Justin além dos holofotes
Justin Bieber está de volta ao Brasil, só que agora no documentário Believe, dirigido pelo americano Jon M. Chu, que estreia hoje nos cinemas. O longa traz um compilado de imagens de shows e bastidores do jovem, mostrando sua ascensão dentro do cenário pop mundial. Em novembro do ano passado, Justin realizou sua segunda visita ao país com a Believe Tour, que, além de shows realizados em São Paulo e no Rio de Janeiro, foi regada a muitas polêmicas envolvendo o cantor, que completa 20 anos amanhã.

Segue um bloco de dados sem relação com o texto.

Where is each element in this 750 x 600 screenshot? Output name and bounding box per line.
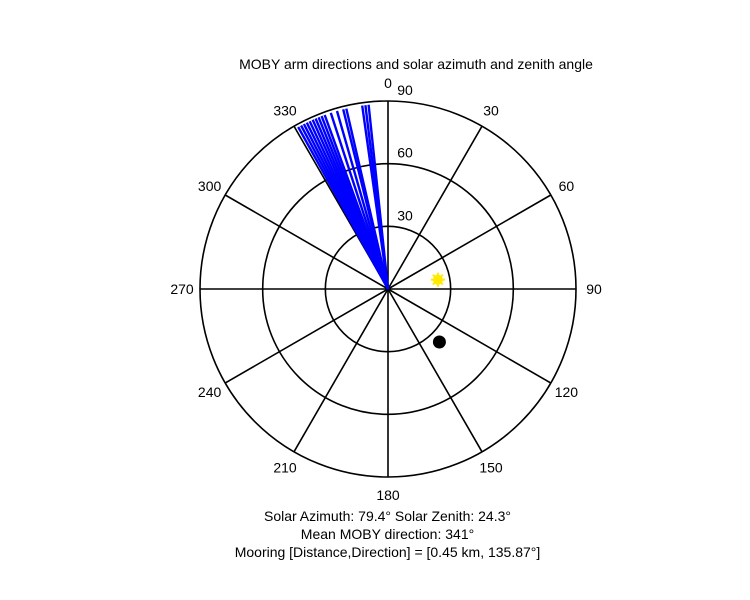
angle-tick-label-90: 90 (586, 281, 602, 297)
angle-tick-label-120: 120 (555, 384, 579, 400)
angle-tick-label-300: 300 (198, 178, 222, 194)
mooring-caption: Mooring [Distance,Direction] = [0.45 km,… (234, 544, 541, 560)
angle-tick-label-270: 270 (170, 281, 194, 297)
spoke-120 (387, 288, 552, 384)
mooring-marker (432, 335, 446, 349)
angle-tick-label-330: 330 (273, 103, 297, 119)
spoke-30 (387, 125, 483, 290)
polar-grid (199, 100, 577, 478)
angle-tick-label-150: 150 (479, 459, 503, 475)
radial-tick-label-60: 60 (397, 145, 413, 161)
markers (430, 272, 446, 349)
sun-marker (430, 272, 445, 287)
tick-labels: 0 30 60 90 120 150 180 210 240 270 300 330 30 60 90 (170, 75, 602, 503)
sun-marker-ray (432, 273, 444, 286)
angle-tick-label-60: 60 (559, 178, 575, 194)
radial-tick-label-90: 90 (397, 82, 413, 98)
arm-line-347 (345, 108, 390, 290)
radial-tick-label-30: 30 (397, 207, 413, 223)
spoke-210 (293, 288, 389, 453)
spoke-60 (387, 194, 552, 290)
angle-tick-label-30: 30 (483, 103, 499, 119)
spoke-150 (387, 288, 483, 453)
arm-directions (297, 104, 390, 290)
angle-tick-label-180: 180 (376, 487, 400, 503)
spoke-300 (224, 194, 389, 290)
angle-tick-label-210: 210 (273, 459, 297, 475)
spoke-240 (224, 288, 389, 384)
solar-caption: Solar Azimuth: 79.4° Solar Zenith: 24.3° (264, 508, 511, 524)
chart-title: MOBY arm directions and solar azimuth an… (239, 56, 593, 72)
angle-tick-label-0: 0 (384, 75, 392, 91)
angle-tick-label-240: 240 (198, 384, 222, 400)
arm-line-354 (367, 104, 390, 290)
mean-direction-caption: Mean MOBY direction: 341° (300, 526, 475, 542)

Para saber como está a expectativa para a estreia, mesmo após os recentes acontecimentos na vida de Justin – prisão por promover um pega de carros, suposto envolvimento com drogas, vandalismo e pichações -, a Tribuna conversou com fãs e descobriu que, mesmo depois de tantas confusões, o cantor deve lotar as salas de cinema da cidade. Vou assistir ao filme hoje, e, quando fui comprar o ingresso, haviam poucos lugares disponíveis. Após estas polêmicas, não deixei de ser fã. Acho que a mídia expõe muito o lado errado dos artistas. Não que eu passe a mão na cabeça dele, mas, como fã, preciso entender suas falhas e apoiá-lo. Ele é um ser humano como todos nós, defende a estudante Pâmela Duarte, 20 anos, fã do cantor desde 2009. Ela esteve presente nas duas turnês de Justin no Brasil, em 2011 e em 2013.
Como uma belieber (termo que define as fãs de Justin), fiquei abalada com tudo que aconteceu, mas espero que o filme seja assistido por muitas pessoas. Pelo que já vi na internet, em trailer e trechos pelo YouTube, as imagens mostram um outro lado do Justin, sem ser rebelde o tempo todo, acrescenta a estudante Caroline de Paula Carvalho, 17, que estará na estreia do longa hoje.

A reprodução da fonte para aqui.